The Boeing 737 MAX has apparently already proven itself, as United Airlines will shortly eliminate the additional flexibility it has offered surrounding the ticket.
United Airlines Ends 737 MAX Waiver
In February, United began flying the Boeing 737 MAX. The controversial aircraft had been grounded for nearly two years after a pair of crashes exposed software problems that contributed to the loss of life of 346 souls.

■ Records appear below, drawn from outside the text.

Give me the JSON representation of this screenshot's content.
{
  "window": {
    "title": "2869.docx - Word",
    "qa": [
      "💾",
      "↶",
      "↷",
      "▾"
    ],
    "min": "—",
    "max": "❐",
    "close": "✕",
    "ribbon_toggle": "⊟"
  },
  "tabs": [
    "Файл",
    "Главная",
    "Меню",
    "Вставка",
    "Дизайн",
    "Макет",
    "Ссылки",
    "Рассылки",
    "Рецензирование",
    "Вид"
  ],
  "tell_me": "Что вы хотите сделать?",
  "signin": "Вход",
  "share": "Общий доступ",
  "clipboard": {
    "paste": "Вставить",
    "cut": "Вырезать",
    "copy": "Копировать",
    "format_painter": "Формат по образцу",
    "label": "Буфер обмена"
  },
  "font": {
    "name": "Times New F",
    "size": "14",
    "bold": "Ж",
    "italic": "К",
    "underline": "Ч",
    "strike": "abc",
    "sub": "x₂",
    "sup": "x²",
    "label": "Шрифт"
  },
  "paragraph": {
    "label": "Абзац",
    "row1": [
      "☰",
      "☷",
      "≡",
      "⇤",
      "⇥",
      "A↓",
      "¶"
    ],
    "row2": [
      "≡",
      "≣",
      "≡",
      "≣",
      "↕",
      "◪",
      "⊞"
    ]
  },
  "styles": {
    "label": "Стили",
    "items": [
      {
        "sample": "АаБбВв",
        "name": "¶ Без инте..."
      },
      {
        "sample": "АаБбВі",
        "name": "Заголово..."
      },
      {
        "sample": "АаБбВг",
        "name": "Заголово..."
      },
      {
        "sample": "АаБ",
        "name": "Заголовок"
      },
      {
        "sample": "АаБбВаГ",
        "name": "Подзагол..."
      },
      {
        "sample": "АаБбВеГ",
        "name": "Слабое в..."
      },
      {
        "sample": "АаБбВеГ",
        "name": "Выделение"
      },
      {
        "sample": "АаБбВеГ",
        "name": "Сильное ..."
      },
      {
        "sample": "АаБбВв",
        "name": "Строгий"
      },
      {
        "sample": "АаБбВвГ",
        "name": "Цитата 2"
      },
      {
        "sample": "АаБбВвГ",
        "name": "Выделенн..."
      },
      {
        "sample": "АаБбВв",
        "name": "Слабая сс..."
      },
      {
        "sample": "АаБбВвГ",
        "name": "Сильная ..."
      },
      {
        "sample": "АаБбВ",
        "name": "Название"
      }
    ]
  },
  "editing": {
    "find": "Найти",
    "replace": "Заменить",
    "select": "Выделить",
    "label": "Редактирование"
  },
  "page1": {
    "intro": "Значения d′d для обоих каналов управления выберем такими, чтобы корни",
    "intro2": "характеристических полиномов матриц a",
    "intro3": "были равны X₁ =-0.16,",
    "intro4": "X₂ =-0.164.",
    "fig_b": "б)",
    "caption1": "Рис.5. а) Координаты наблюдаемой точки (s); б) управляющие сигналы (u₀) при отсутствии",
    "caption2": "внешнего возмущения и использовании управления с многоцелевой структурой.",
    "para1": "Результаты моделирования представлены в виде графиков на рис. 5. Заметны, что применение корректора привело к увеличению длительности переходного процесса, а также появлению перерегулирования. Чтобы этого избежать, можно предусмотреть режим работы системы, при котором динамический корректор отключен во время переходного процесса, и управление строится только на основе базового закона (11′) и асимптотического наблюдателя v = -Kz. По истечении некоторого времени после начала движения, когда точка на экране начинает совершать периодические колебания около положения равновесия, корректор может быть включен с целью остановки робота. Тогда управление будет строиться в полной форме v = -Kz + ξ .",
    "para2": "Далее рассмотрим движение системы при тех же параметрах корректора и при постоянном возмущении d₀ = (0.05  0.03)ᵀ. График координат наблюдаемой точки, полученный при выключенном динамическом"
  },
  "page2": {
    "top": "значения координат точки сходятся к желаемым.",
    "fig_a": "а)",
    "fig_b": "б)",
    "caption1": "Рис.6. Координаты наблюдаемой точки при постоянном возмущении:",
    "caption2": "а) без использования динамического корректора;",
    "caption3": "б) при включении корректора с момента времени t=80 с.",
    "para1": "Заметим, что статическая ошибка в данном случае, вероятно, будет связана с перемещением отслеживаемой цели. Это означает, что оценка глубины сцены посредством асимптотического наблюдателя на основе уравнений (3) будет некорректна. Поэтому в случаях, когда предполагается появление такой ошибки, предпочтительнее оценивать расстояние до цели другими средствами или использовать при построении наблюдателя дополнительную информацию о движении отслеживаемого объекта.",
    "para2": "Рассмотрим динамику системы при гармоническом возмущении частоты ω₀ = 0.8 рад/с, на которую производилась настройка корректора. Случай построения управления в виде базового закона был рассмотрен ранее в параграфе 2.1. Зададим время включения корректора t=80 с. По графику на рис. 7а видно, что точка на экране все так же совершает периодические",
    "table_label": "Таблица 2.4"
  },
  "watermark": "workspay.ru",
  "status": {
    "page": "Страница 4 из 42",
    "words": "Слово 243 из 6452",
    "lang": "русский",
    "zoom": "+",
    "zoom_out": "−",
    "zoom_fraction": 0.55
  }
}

Last November, United loaded the 737 MAX into the schedule and introduced the most generous policy of the three U.S. 737 MAX operators. United will not only rebook you for free on another flight, but it will allow you to refund your ticket if turns out your flight will be operated by a 737 MAX.
If you do not wish to fly on a MAX aircraft, we will rebook you at no charge or refund your ticket. This includes domestic ticket changes, Basic Economy tickets and international tickets if you move from one of our MAX flights to one of our non-MAX United or United Express flights. If your original itinerary involved another carrier, we will attempt to rebook you on your original airline on a non-MAX flight as well.
When we begin to fly the MAX once again, you should feel completely confident that we have taken all the necessary steps to confirm that our 737 MAX aircraft are as safe as any of our aircraft flying today. Safety has been and always will be our top priority, and it’s something we will never compromise for any reason.
United even promised to attempt to rebook you on non-MAX flight if your flight was operated by a partner airline.
All that changes next week. Effective April 7, 2021, United will no longer offer additional flexibility on 737 MAX tickets. These flights will still fall under United’s general change fee waiver, but you will need to pay any difference in fare if you choose to book away from a 737 MAX and your new flighty is more expensive.
Starting today, customers also will no longer receive e-mail warnings if their flight is operated by a 737 MAX. A United spokesperson confirmed:
“We are fully confident in the safety of the 737 MAX, in the updates, and in the work technicians performed while these planes were on the ground.”
Although not a perfect analogy, I tend to view the 737 MAX like I do a COVID-19 vaccine. Sure, there was reasonable room for skepticism early on, but regulators would not have approved this aircraft’s return to the skies unless it was safe, particularly with all the additional scrutiny on it. Consequently, I believe the waiver was unnecessary in the first place but certainly unnecessary several months later.